While eating is intrinsically a simple thing – i.e. open mouth, insert food, chew, swallow – this basic part of life does come with its own set of subtle complexities. Although many foods are appealing and delicious, if they’re difficult to eat you can be put off altogether. There’s not a right or wrong way to eat, say, a pomegranate or chicken wings, but there certainly is an easier way than the one you’ve been following.
1. Toffee Apples: According to diet wellness expert Melissa Breyer, ‘Whether coated in a red sugary shell or drenched in gooey caramel, it would seem there is neither a graceful nor tidy way to eat a candy apple. You hold it by the stick and try your best, but inevitably the tips of the nose and chin become sullied with sugar. However…by simply turning the stick sideways and eating the apple a la corn on the cob — the traditional orientation in which you would eat an apple — much of the mess is mitigated.’
2. Cupcakes: ‘We know how you’re going to eat a cupcake,’ says Breyer. ‘If you’re like most people, you will take one of two approaches. You will either peel down the paper liner and attack it with your mouth as wide open as possible, resulting in a sore jaw and a flourish of frosting festooned across your upper lip and nose. Or, you will eat the frosting first and then precede with the cake. But there’s a way in which you can have your cupcake and eat it too, so to speak. Twist (or slice) the cupcake into two disks, flip the top upside down and place it, frosting-side down, back on the bottom half. The result? A sandwich-like cupcake that gives you cake and frosting in the same bite, minus frosting up the nose.’
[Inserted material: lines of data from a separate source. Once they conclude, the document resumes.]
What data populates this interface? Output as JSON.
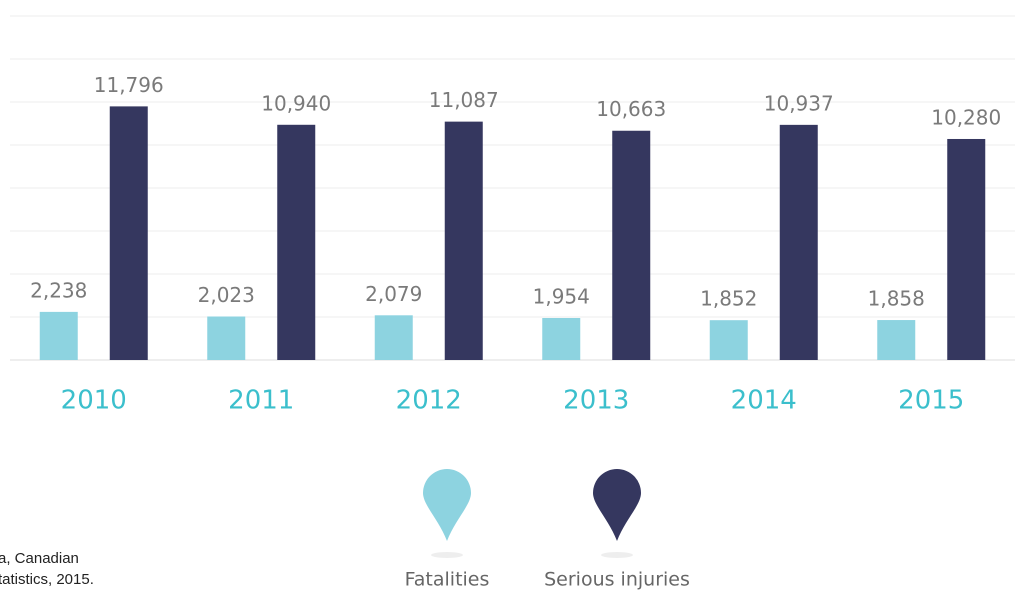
{
  "chart_data": {
    "type": "bar",
    "categories": [
      "2010",
      "2011",
      "2012",
      "2013",
      "2014",
      "2015"
    ],
    "series": [
      {
        "name": "Fatalities",
        "color": "#8dd3e0",
        "values": [
          2238,
          2023,
          2079,
          1954,
          1852,
          1858
        ],
        "value_labels": [
          "2,238",
          "2,023",
          "2,079",
          "1,954",
          "1,852",
          "1,858"
        ]
      },
      {
        "name": "Serious injuries",
        "color": "#35375f",
        "values": [
          11796,
          10940,
          11087,
          10663,
          10937,
          10280
        ],
        "value_labels": [
          "11,796",
          "10,940",
          "11,087",
          "10,663",
          "10,937",
          "10,280"
        ]
      }
    ],
    "ylim": [
      0,
      16000
    ],
    "yticks": [
      0,
      2000,
      4000,
      6000,
      8000,
      10000,
      12000,
      14000,
      16000
    ],
    "grid": true,
    "legend": "bottom",
    "source": [
      "a, Canadian",
      "tatistics, 2015."
    ]
  }
}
3. Chicken Wings: ‘There may be no neat way to eat a chicken wing,’ Breyer admits. ‘A generally messy endeavour that would have sent any proper Victorian into a tizzy. But there is a way to get the most out of one; rather than gnawing about the thing like a caveman and leaving much meat behind, the slip-out-the-bone method results in a nice, easy-to-dip winglet with little meat wasted.’
4. Apples and Peanut Butter: Breyer notes, ‘Any apples-and-peanut-butter eater knows what happens in this situation: spread peanut butter on wedge-shaped slice of apple, watch peanut butter slide off into lap. The better way to do it is to core the apple, pack it with peanut butter, then slice into rings. Bonus tip: this also works wonderfully with semi-soft cheese or a good stinky blue.’
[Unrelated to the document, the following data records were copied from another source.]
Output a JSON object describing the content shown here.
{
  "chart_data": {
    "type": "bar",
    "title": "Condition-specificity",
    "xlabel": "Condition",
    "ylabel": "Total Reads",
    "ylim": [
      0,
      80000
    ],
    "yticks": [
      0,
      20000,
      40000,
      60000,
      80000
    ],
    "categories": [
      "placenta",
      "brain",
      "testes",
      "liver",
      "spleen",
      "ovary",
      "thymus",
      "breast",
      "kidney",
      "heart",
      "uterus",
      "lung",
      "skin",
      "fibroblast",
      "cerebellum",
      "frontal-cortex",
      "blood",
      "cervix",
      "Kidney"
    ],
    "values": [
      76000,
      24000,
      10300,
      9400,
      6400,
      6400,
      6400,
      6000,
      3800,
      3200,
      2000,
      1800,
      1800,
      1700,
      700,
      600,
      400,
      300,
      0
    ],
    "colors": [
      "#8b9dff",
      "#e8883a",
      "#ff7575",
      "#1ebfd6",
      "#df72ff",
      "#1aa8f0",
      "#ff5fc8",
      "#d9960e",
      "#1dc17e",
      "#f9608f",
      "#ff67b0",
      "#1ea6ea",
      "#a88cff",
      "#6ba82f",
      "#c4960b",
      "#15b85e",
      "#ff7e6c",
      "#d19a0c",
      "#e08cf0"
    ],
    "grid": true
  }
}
5. Pomegranates: ‘It’s possible that you’ve never eaten a pomegranate before, or if you have the mess and labour were too much to persuade you to do so again,’ Breyer comments. ‘But it doesn’t have to be that way. One popular method is to plunge the two halves of the pomegranate into a bowl of water and gently nudge the seeds from the membrane; the seeds float and it is pretty simple.’
6. Ketchup and Fries: Breyer asserts, ‘The tragedy of take-out fries is that they are accompanied by small ketchup packets that are squirted onto them; for people who don’t like their fries to become irrevocably soggy by swimming in ketchup, this is a problem. Or, was a problem. If you are a dipper with nowhere to dunk, just open the packet completely on one side and the packet becomes a small dipping cup. Alternatively, if your ketchup comes in a small paper cup that is too small for exuberant dippers, you can unfold the pleats and the cup will flatten into a small paper plate with a dollop of ketchup ready for service.’